Ever since their first product back in the 70s. Tc Electronic has always been held in high regard when it comes to time-based effects like modulation delay and reverb. What if I told you that they’ve added a completely new effect to our family of time-based toneprint pedals?
Something they’ve never done before. Something that captures the perfect moment and sound and makes it last forever.
Introducing Infinite Sample Sustainer. Infinite lets you sample a snapshot of the sound from your guitar and sustain it indefinitely, creating an ambient part that you can play over and stretches out for as long as you need it. Sustain any note or chord at the press of a footswitch and set the mood for your sonic soundstage.

Infinite has several default modes straight out of the box. L1 will allow you to sustain a single sample at a time, but L2 and L3 give you the same tools to stack multiple layers of notes and chords on top of each other for creating epic evolving soundscapes. Infinite mode can stack and sustain an indefinite number of layers that seemingly blend together and naturally disperse into the atmosphere as you progress.

With dedicated knobs for fading and decay time, you have direct control over how the layers will interact with each other right at your fingertips.

A long time was spent to dial in the core sustainer effect in infinite to ensure it’s got a pleasing and unique tonality that responds well to changes in cadence and dynamics. But to bring something extra special to the table Infinite has a comprehensive reverb and modulation engine built-in. Flip the verb switch on top of the pedal to activate whatever reverb and modulation settings are contained in the currently selected tone print.

The Sound

We’ve also given you the toolbox required to tailor the sound of infinite to fit your needs. Connect infinite to the free toneprint app and use the toneprint editor function to mould your very own sustainer with full access to sample rate, eq, reverb and modulation modules plus the power to change what the knobs on the pedal actually do via the modifier mapping tab.

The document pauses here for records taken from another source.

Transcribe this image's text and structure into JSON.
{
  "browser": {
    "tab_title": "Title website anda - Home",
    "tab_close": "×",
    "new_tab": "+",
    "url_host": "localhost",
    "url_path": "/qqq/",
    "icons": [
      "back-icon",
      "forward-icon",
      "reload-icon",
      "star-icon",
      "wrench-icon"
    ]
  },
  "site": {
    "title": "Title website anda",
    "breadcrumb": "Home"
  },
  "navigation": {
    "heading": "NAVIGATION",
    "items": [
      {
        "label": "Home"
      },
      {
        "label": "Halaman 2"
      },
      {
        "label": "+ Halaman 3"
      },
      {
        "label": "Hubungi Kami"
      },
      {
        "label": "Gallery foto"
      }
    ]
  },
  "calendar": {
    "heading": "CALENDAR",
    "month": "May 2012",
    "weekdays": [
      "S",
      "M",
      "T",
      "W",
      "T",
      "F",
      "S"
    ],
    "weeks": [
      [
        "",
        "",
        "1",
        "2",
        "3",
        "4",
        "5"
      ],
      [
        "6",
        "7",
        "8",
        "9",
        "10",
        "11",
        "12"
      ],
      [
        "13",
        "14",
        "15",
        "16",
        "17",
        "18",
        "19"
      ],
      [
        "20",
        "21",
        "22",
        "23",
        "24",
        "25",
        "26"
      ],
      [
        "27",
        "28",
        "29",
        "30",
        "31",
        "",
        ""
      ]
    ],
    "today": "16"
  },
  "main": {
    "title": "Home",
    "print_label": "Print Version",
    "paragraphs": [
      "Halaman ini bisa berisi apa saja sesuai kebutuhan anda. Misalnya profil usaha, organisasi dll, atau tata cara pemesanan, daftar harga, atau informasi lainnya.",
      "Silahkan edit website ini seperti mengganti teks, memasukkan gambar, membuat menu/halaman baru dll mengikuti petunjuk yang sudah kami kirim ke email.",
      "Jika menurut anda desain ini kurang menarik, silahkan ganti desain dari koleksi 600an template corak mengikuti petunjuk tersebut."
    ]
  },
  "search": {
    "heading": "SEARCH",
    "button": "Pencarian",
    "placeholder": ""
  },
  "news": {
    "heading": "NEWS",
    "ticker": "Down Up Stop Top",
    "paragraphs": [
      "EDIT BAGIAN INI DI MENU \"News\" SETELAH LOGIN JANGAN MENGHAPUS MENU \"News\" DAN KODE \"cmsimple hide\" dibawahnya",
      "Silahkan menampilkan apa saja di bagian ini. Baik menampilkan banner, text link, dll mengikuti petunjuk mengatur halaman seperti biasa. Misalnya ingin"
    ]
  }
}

If creating your own tone prints isn’t quite enough to satisfy your desires, then check out the integrated effects loop which lets you add any external effects devices to the sustained signal of your infinite pedal, opening the door to a whole host of sound sculpting possibilities.

Not all pedals simply make a certain sound when you switch them on. Instead, they need to be played by the musician and become like an extra instrument in your arsenal unlocking the potential for unique and special effects that can dramatically expand the possibilities for creative expression. Infinite is one pedal that falls into this category and to give you a choice of control options, flip the footswitch mode switch to toggle between momentary and latching modes.

We’ve dialled in the response and sampling rate to make it as easy as possible to get a great sound out of infinite with a very shallow learning curve.

Rolling clockwise past infinite mode on the effect type knob you can find three tone print slots for storing your own custom tone prints or beaming in any pre-made tone prints from the artist and TC libraries available in our free toneprint app. Out of the box, these come populated with a few tasty selections. To show you just some of the possibilities, slot one has a sustainer complete with an always-on reverb that’s been tweaked to work like a subtle slapback delay. Slot two will have you reaching for your best David Gilmour licks with its huge reverb and exaggerated slow flanger. Slot 3 has kill dry activated, this will transform your guitar into an auto swell synth with heavy vocal modulation. Strike a chord and hit the footswitch to see what happens.

Although infinite is always awake and listening in the background just in case you want to catch one of those brief flashes of inspiring harmonic splendor freeze it in time and stretch it out into the abyss. We’ve made sure to keep your guitar tone fully intact by implementing a full analogue drive-through.